‘Tenho vergonha das minhas tatuagens neonazistas’

Militante arrependido é um dos que estão sendo recuperados por programa do governo britânico, mas extremismo de direita cresce no país e preocupa autoridades.

BBC BRASIL.COM 26/07/2017 26/07/2017 15:55

REINO UNIDO

O número de militantes de extrema-direita em um programa antirradicalização do governo britânico cresceu de forma significativa.

Reprodução/Foto-RN176  Mão com a palavra “ódio” escrita Foto: BBCBrasil.com

De acordo com os números mais recentes divulgados pelo Ministério do Interior, relativos ao ano de 2016, um terço de todas as pessoas encaminhadas ao Channel – uma iniciativa do governo que oferece apoio psicológico a pessoas consideradas recrutáveis por extremistas – era ligado a causas de extrema-direita.

O crescimento em relação a 2015 foi de 25%. Em algumas áreas do Reino Unido, mais de 50% dos encaminhamentos, sempre a cargo das autoridades, são de indivíduos ligados a esse segmento – o programa também atende pessoas sob o risco de serem cooptadas por extremistas islâmicos, por exemplo.

Em conversa com a BBC, um homem que chamaremos de Steve, que participa do programa, conta ter vergonha as tatuagens nazistas que fez no corpo por causa de sua radicalização, que ele considera ter sido alimentada pelo consumo de álcool e drogas.

‘Vergonha’

“É, provavelmente, a coisa mais embaraçosa e imperdoável que fiz na minha vida”, diz ele.

“Tenho vergonha.”

Seu nome real não é revelado para mantê-lo a salvo de ex-companheiros.
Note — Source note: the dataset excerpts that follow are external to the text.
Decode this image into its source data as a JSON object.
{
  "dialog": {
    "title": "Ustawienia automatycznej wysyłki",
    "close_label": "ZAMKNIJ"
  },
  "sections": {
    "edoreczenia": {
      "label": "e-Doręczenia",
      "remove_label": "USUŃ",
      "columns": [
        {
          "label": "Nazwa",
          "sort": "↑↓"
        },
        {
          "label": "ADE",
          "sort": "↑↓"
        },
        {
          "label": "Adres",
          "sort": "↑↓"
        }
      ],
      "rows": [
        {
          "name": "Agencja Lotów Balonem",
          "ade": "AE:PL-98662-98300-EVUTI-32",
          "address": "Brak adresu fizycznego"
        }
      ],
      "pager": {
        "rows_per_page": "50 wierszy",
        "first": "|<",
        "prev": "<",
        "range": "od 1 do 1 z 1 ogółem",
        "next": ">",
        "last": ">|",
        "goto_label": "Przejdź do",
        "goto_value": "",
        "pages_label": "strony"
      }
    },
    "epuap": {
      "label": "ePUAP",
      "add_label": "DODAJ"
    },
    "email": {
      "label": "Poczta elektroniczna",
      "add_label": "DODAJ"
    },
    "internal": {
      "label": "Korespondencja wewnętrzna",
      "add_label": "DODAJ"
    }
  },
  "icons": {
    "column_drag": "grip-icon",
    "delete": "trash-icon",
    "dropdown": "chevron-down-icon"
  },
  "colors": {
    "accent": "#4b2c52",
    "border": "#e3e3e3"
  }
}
Reprodução/Foto-RN176  Manifestantes da extrema-direita durante evento em Londres Foto: BBCBrasil.com

Steve diz que suas tatuagens não representam mais suas opiniões políticas. Há seis meses, ele foi detido por agentes da polícia especializados em operações antiextremismo.
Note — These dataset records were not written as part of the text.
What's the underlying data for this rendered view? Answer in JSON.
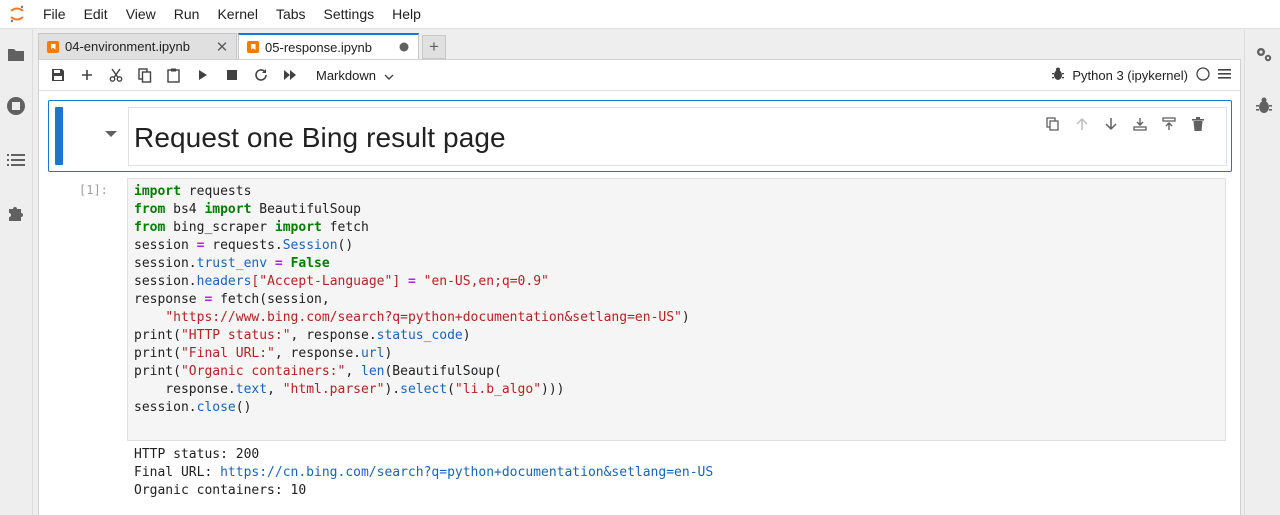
{
  "menu": [
    "File",
    "Edit",
    "View",
    "Run",
    "Kernel",
    "Tabs",
    "Settings",
    "Help"
  ],
  "tabs": [
    {
      "label": "04-environment.ipynb",
      "action": "close-icon"
    },
    {
      "label": "05-response.ipynb",
      "action": "unsaved-dot-icon"
    }
  ],
  "toolbar": {
    "cell_type": "Markdown",
    "kernel_name": "Python 3 (ipykernel)"
  },
  "markdown_cell": {
    "title": "Request one Bing result page"
  },
  "code_cell": {
    "prompt": "[1]:",
    "lines": [
      "import requests",
      "from bs4 import BeautifulSoup",
      "from bing_scraper import fetch",
      "session = requests.Session()",
      "session.trust_env = False",
      "session.headers[\"Accept-Language\"] = \"en-US,en;q=0.9\"",
      "response = fetch(session,",
      "    \"https://www.bing.com/search?q=python+documentation&setlang=en-US\")",
      "print(\"HTTP status:\", response.status_code)",
      "print(\"Final URL:\", response.url)",
      "print(\"Organic containers:\", len(BeautifulSoup(",
      "    response.text, \"html.parser\").select(\"li.b_algo\")))",
      "session.close()"
    ]
  },
  "output": {
    "status_label": "HTTP status: ",
    "status_value": "200",
    "url_label": "Final URL: ",
    "url_value": "https://cn.bing.com/search?q=python+documentation&setlang=en-US",
    "containers_label": "Organic containers: ",
    "containers_value": "10"
  },
  "colors": {
    "accent": "#1976d2",
    "notebook_icon": "#f57c00",
    "keyword": "#008000",
    "string": "#ba2121",
    "attribute": "#1565c0"
  }
}
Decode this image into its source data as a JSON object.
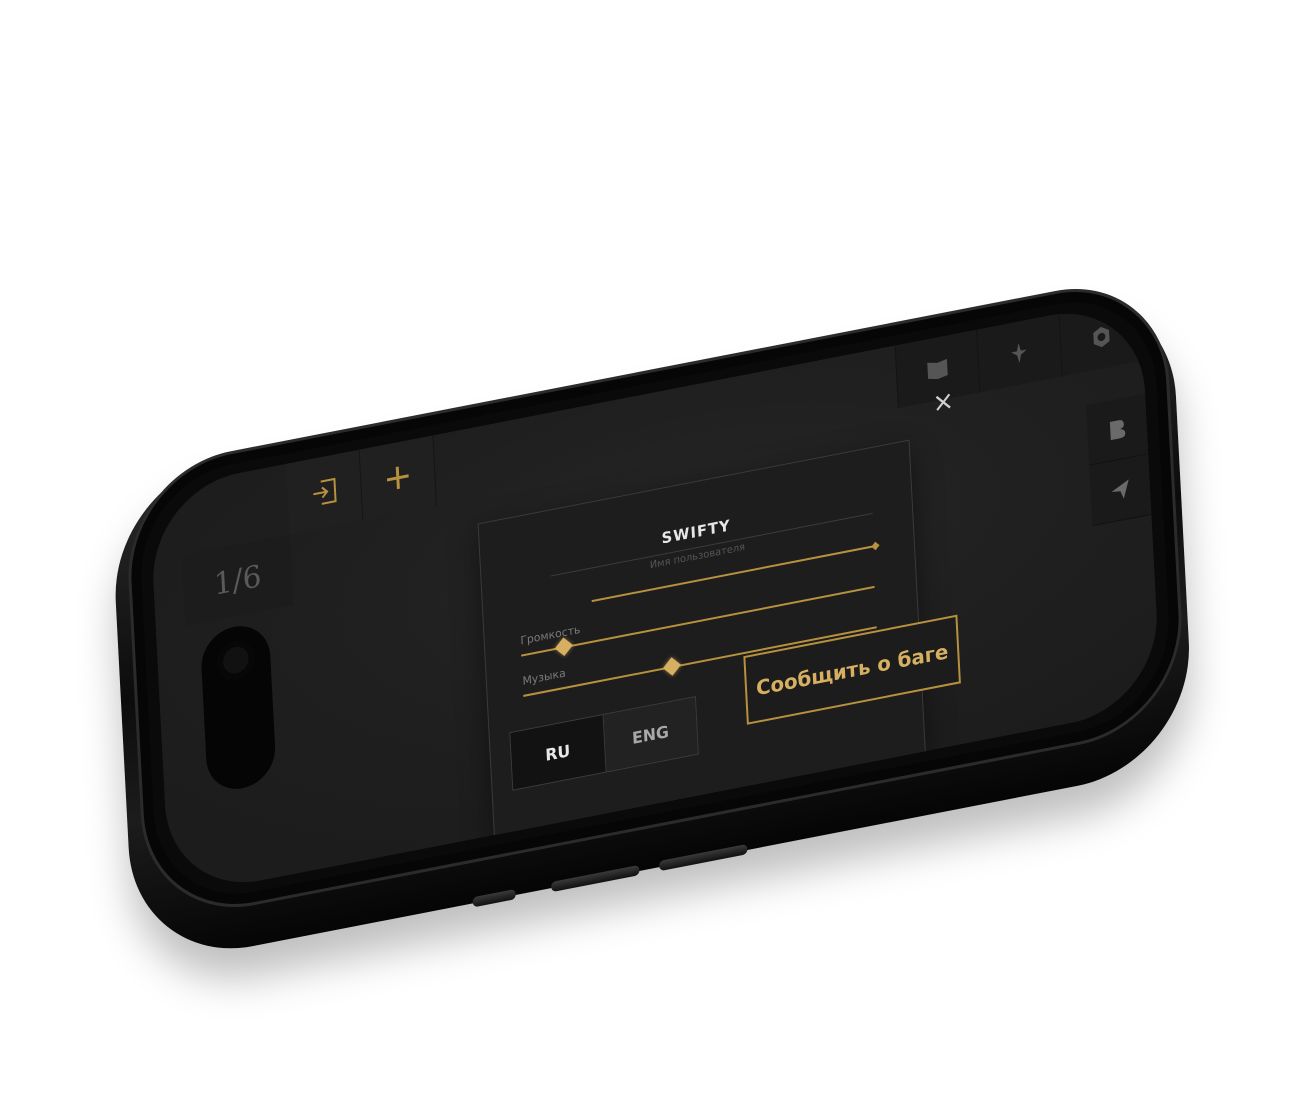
{
  "topbar_left": {
    "page_indicator": "1/6",
    "login_icon": "login-icon",
    "add_icon": "plus-icon"
  },
  "topbar_right": {
    "icons": [
      "book-icon",
      "sword-icon",
      "settings-icon"
    ]
  },
  "right_bar": {
    "icons": [
      "b-icon",
      "send-icon"
    ]
  },
  "settings_modal": {
    "username": "SWIFTY",
    "username_placeholder": "Имя пользователя",
    "volume_label": "Громкость",
    "volume_level": 0.12,
    "music_label": "Музыка",
    "music_level": 0.42,
    "language_options": [
      "RU",
      "ENG"
    ],
    "language_selected": "RU",
    "report_bug_label": "Сообщить о баге"
  },
  "colors": {
    "accent_gold": "#b8913e",
    "background": "#1f1f1f",
    "text_light": "#e6e6e6"
  }
}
“Quando era criança, muitos dos meus amigos tinham bonecos vestidos com o uniforme militar britânico. Eu sempre queria os meus com algum tipo de influência alemã. Para mim, eles eram os oprimidos”, afirma.

Saúde mental

“À medida que fiquei mais velho, passei a apreciar o elemento de poder e o caráter implacável do regime nazista. A única coisa de que eu não gostava era o tratamento dado aos judeus.”

Suas visões foram, então, levadas a sério por pessoas com visões extremistas.

“O tipo de linguagem que eu usava era a prova de que eu deveria ser levado a sério. Não era conversa fiada de bar.”

Steve tem problemas de saúde mental. Ele é alcóolatra e usuário de cocaína.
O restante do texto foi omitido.